Norfolk Southern - Code Challenge - Spark Technical Interview GitHub url: https://github.com/abaraja-masters/Norfolk-CC
## Project Structure
├── config/
│ ├── application.conf
├── Orchestration-Airflow/
│ ├── airflow-dag.py
│ └── script.sh
├── Pipeline-XML/
│ └── XML-ParseFlattening.py
├── Streaming-Pipeline/
│ ├── consumer-app.py
│ ├── ETL-app.py
│ └── producer-app.py
├── Norfolk-StreamingPipeline.pdf
└── README.md
- Contains variables in Key-Value format, applied to scripts across the project.
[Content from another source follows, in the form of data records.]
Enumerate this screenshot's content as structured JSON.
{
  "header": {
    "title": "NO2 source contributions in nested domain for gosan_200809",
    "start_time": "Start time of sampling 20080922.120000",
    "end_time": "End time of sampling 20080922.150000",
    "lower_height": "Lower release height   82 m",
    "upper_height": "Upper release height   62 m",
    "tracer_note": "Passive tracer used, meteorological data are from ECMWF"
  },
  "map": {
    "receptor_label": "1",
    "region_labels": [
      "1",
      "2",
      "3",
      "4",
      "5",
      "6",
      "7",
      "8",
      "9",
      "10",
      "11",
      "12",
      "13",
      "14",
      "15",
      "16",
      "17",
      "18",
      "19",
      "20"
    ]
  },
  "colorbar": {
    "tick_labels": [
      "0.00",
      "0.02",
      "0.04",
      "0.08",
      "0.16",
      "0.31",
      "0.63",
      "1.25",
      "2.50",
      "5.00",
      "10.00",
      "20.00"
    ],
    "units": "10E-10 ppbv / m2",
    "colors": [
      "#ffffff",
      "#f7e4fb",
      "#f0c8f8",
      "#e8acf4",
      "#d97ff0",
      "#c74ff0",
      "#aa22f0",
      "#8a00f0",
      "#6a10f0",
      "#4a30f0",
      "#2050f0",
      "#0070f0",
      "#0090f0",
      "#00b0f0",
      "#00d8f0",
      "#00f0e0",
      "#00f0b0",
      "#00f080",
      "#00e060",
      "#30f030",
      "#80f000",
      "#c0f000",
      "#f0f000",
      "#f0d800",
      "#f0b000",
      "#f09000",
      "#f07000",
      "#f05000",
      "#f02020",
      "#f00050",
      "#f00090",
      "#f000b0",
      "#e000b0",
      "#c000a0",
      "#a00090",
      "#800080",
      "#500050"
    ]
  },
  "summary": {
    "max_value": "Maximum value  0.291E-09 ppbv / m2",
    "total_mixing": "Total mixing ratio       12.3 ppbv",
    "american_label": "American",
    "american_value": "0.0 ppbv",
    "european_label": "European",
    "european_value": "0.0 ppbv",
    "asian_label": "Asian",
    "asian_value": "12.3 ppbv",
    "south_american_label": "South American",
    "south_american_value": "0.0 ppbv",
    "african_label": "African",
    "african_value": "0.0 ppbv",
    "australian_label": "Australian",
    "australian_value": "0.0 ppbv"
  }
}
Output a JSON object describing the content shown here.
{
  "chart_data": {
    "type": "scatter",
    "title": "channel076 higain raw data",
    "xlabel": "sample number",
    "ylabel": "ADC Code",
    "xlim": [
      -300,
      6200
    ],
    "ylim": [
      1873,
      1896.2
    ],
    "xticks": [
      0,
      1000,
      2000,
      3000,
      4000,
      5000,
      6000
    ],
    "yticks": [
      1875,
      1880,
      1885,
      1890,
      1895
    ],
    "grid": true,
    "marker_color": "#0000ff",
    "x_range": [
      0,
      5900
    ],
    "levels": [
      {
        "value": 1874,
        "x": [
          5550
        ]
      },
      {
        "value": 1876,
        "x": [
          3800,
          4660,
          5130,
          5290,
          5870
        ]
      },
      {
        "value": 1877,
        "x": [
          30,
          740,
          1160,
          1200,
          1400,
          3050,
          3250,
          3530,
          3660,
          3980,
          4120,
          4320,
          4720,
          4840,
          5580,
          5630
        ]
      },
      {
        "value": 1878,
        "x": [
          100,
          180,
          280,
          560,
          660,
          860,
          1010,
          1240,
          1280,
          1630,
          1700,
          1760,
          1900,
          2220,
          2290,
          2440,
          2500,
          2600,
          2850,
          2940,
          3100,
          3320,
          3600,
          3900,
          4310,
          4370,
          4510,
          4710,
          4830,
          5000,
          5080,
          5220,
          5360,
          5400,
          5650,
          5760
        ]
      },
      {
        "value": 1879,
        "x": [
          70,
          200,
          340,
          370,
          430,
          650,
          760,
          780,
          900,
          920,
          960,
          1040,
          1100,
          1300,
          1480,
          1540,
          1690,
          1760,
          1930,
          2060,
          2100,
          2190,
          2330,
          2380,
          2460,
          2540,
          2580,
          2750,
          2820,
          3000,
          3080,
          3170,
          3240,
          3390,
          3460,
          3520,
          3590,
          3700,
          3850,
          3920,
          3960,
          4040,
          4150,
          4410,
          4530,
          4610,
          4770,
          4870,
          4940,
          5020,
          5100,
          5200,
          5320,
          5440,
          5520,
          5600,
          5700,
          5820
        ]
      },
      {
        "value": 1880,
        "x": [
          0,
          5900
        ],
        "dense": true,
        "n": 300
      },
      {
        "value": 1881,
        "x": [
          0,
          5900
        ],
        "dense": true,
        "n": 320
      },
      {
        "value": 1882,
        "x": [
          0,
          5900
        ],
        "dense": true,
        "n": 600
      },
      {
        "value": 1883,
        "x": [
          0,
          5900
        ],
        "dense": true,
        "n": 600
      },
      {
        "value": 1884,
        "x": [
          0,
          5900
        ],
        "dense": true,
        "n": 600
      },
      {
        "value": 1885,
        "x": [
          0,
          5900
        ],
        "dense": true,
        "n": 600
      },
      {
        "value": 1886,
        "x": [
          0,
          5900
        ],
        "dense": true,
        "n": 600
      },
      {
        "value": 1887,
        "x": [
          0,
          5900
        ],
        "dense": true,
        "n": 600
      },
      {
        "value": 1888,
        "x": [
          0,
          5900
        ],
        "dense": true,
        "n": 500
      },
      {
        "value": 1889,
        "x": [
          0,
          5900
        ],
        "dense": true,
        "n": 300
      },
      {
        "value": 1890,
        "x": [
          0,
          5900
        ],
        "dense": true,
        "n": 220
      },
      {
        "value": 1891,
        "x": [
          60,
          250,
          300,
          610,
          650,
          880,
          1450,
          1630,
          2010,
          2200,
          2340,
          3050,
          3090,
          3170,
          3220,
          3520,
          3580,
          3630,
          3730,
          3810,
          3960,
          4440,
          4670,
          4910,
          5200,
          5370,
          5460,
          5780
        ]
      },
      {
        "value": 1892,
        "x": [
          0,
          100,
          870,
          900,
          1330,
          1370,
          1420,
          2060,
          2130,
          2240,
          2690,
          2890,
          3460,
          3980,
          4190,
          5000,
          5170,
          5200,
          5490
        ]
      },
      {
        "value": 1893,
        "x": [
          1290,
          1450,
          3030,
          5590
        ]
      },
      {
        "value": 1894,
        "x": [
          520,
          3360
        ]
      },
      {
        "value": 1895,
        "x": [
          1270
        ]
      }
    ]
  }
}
- Data is being produced and published to a Kafka Topic 'data_topic'.
- Data being produced:
- random_number in range from 0 to 100
- current_timestamp by the millisecond
- Data is being in ingested to a Spark DataFrame.
- DataFrame is loaded to a HDFS raw location in parquet format.
- Data from HDFS raw location loaded to a Spark DataFrame.
- Perform Data Validation.
- Perform Fault Tolerance Checkpointing.
- Partition DataFrame by Date, and load to a HDFS processed location in parquet format.
- Set up a Bash Script to execute spark submit and handle checkpointing mechanism.
- Set up an Airflow Dag to perform automation on the Bash Script every hour.
- Reads an XML file, load to a Spark DataFrame.
- Parse the XML string into a Spark DataFrame.
- Flatten the nested Spark DataFrame.
- Write the flattened Spark DataFrame to an output (CSV).